Garfield, Tom, Sylvester, Şerafettin
Çizgi karakterler arasında kedi çokça tercih edilen bir figür. Bunları ayıran en temel nitelik, peşinde koştukları avları. Balık düşkünü Garfield, fare delisi Tom, kuş meraklısı Sylvester klasik kedi tavrı çiziyorlar ama bir Türk karikatürü ve uyarlaması olan Kötü Kedi Şerafettin tam tersine fareyle martıyla arkadaşlık eden ama küfürbaz karakterinden ötürü pek de sevemediğimiz bir kedi. “İnsan mıyız biz” sloganıyla şubat ayında vizyona animasyon film olarak girmişti.
Musa Efendi’nin Kedileri
Peygamber Efendimiz’in kedi sevdiğinden bahsetmiştik. Peki, Peygamberimizi sevenler kedi sevmez mi? Elbette severler. Kedi besleyen büyük zatları düşününce en yakın örnek olduğu için belki de merhum Musa Topbaş Efendi Hazretleri akla gelir. Kendisini kedi severken görmek bize nasip olmadı ancak evinde bir sürü kediyle çekilen fotoğrafları kendisini seven herkesin gözünde canlanır.
Saatler, Ruhlar ve Kediler
Edebiyat dünyasında kedinin ayrı bir yeri var, birçok yazarın şairin kedi beslediğini biliyoruz zaten. Külkedisi, Çizmeli Kedi gibi masallarda bile yerini alan kedi, edebiyatçıların rüyalarına bile girermiş. Bunu derinlemesine anlatan bir kitap var. Beşir Ayvazoğlu’nun Saatler, Ruhlar ve Kediler kitabı, Namık Kemal’den Mehmet Akif’e, Yahya Kemal’den Ahmet Haşim’e kadar duayen edebiyatçılarımızın özel yaşantılarına yön veren bazı şeylere dikkat çekiyor ve bunlardan birinin de kediler olduğunu vurguluyor.
Pisili Cami
Selçuklu dönemi erenlerinden Pir Esat Sultan’ın türbesinin bulunduğu cami, Konya’da Pisili Cami olarak anılmaktadır bunun bir hikâyesi var.

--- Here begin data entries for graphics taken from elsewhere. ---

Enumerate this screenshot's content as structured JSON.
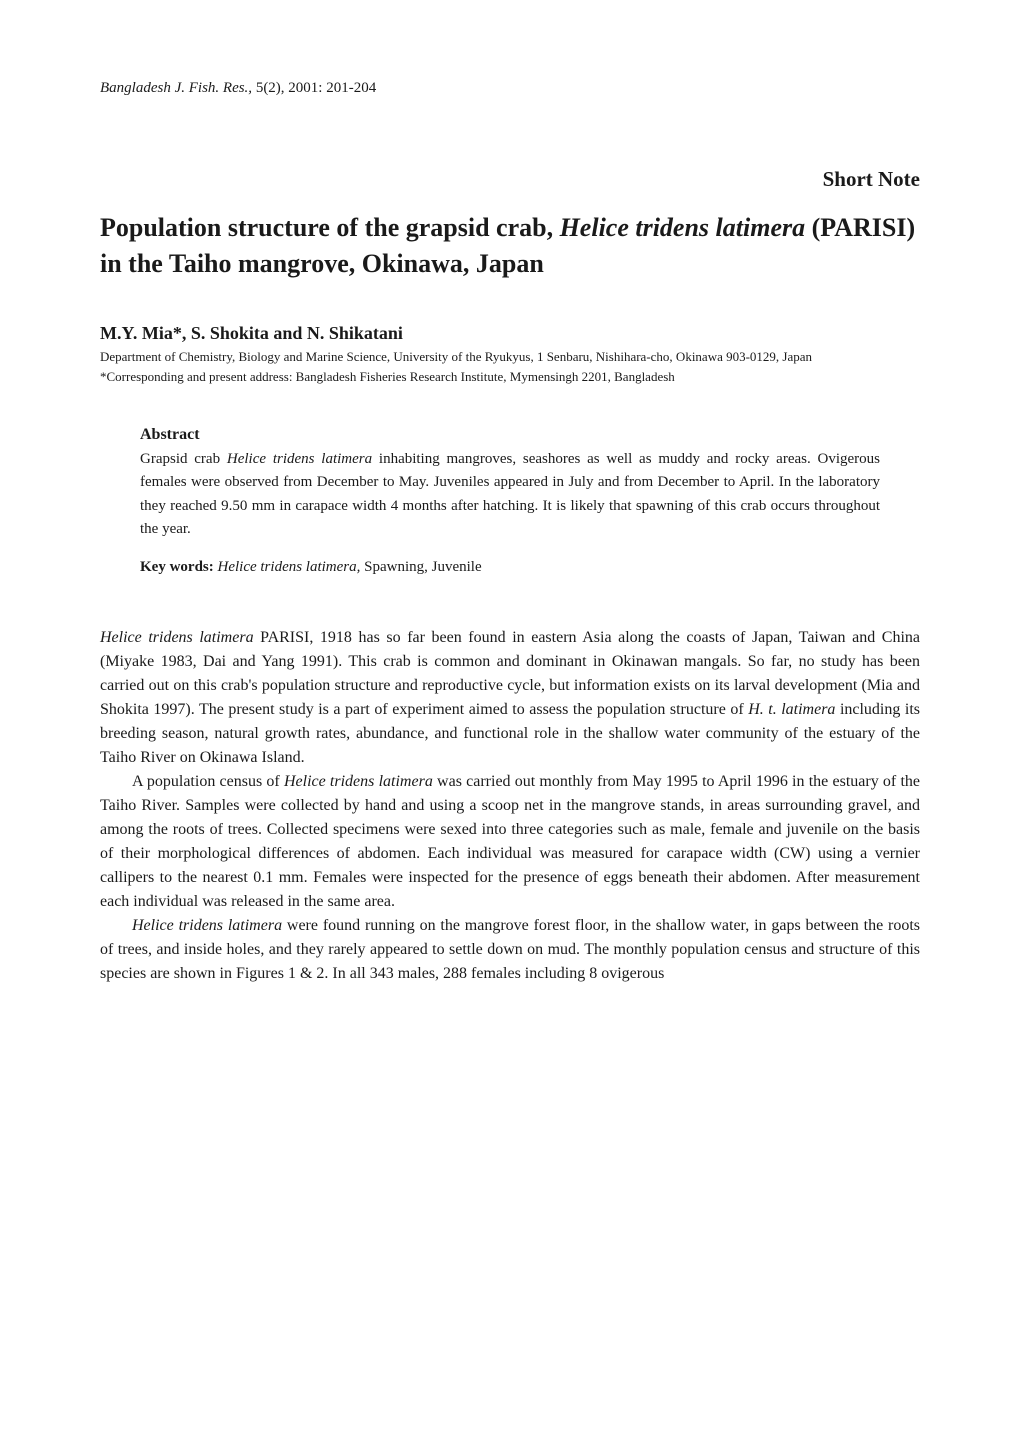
{
  "journal": {
    "name": "Bangladesh J. Fish. Res.,",
    "details": " 5(2), 2001: 201-204"
  },
  "shortNote": "Short Note",
  "title": {
    "pre": "Population structure of the grapsid crab, ",
    "species": "Helice tridens latimera",
    "post": " (PARISI) in the Taiho mangrove, Okinawa, Japan"
  },
  "authors": "M.Y. Mia*, S. Shokita and N. Shikatani",
  "affiliation": "Department of Chemistry, Biology and Marine Science, University of the Ryukyus, 1 Senbaru, Nishihara-cho, Okinawa 903-0129, Japan",
  "correspondence": "*Corresponding and present address: Bangladesh Fisheries Research Institute, Mymensingh 2201, Bangladesh",
  "abstract": {
    "heading": "Abstract",
    "pre": "Grapsid crab ",
    "species": "Helice tridens latimera",
    "post": " inhabiting mangroves, seashores as well as muddy and rocky areas. Ovigerous females were observed from December to May. Juveniles appeared in July and from December to April. In the laboratory they reached 9.50 mm in carapace width 4 months after hatching. It is likely that spawning of this crab occurs throughout the year."
  },
  "keywords": {
    "label": "Key words: ",
    "species": "Helice tridens latimera,",
    "rest": " Spawning, Juvenile"
  },
  "para1": {
    "species1": "Helice tridens latimera",
    "text1": " PARISI, 1918 has so far been found in eastern Asia along the coasts of Japan, Taiwan and China (Miyake 1983, Dai and Yang 1991). This crab is common and dominant in Okinawan mangals. So far, no study has been carried out on this crab's population structure and reproductive cycle, but information exists on its larval development (Mia and Shokita 1997). The present study is a part of experiment aimed to assess the population structure of ",
    "species2": "H. t. latimera",
    "text2": " including its breeding season, natural growth rates, abundance, and functional role in the shallow water community of the estuary of the Taiho River on Okinawa Island."
  },
  "para2": {
    "pre": "A population census of ",
    "species": "Helice tridens latimera",
    "post": " was carried out monthly from May 1995 to April 1996 in the estuary of the Taiho River. Samples were collected by hand and using a scoop net in the mangrove stands, in areas surrounding gravel, and among the roots of trees. Collected specimens were sexed into three categories such as male, female and juvenile on the basis of their morphological differences of abdomen. Each individual was measured for carapace width (CW) using a vernier callipers to the nearest 0.1 mm. Females were inspected for the presence of eggs beneath their abdomen. After measurement each individual was released in the same area."
  },
  "para3": {
    "species": "Helice tridens latimera",
    "post": " were found running on the mangrove forest floor, in the shallow water, in gaps between the roots of trees, and inside holes, and they rarely appeared to settle down on mud. The monthly population census and structure of this species are shown in Figures 1 & 2. In all 343 males, 288 females including 8 ovigerous"
  }
}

Pir Esat Hazretleri bir kaba süt doldurmuş ve evde olmadığı sırada bir yılan da bu kaba tebelleş olarak biraz sütü içmiş, kalana da zehrini akıtmış. Bunu hazretin kedisi de görmüş. Hazret sütü içmek istediğinde kedi yüksek tonda miyavlamış, üstad bir anlam verememiş ve tekrar içmeye yeltenmiş, bu kez kedi direk süte atlayıp üstattan önce içmiş ve zehirlenerek oracıkta ölmüş. Üstat hayatını kurtaran kediyi bahçesine defnetmiş ve kendi vasiyeti olarak da bu kedinin yanına defnedilmeyi şart koşmuş, bu nedenle de türbenin olduğu cami Pisili cami olarak anılmış. Pir Esat Mahallesi de fakirin doğduğu mahalledir aynı zamanda.
Nankör Kedi’den Bir Kedim Bile Yok’a
“Kara kedi gibi girdin aramıza”, “be nankör kedi” gibi kedileri karalayan ifadelerin yer aldığı şarkıların yanında “bir kedim bile yok” diyebilen şarkılar daha değerli benim için. Rabbimizin yarattığı hiçbir mahluka kötülük isnat etmek doğru değil, hele hele kedi gibi insanın en yakınında yer edinebilmiş bir hayvanın bu derece horlanması kabul edilemez.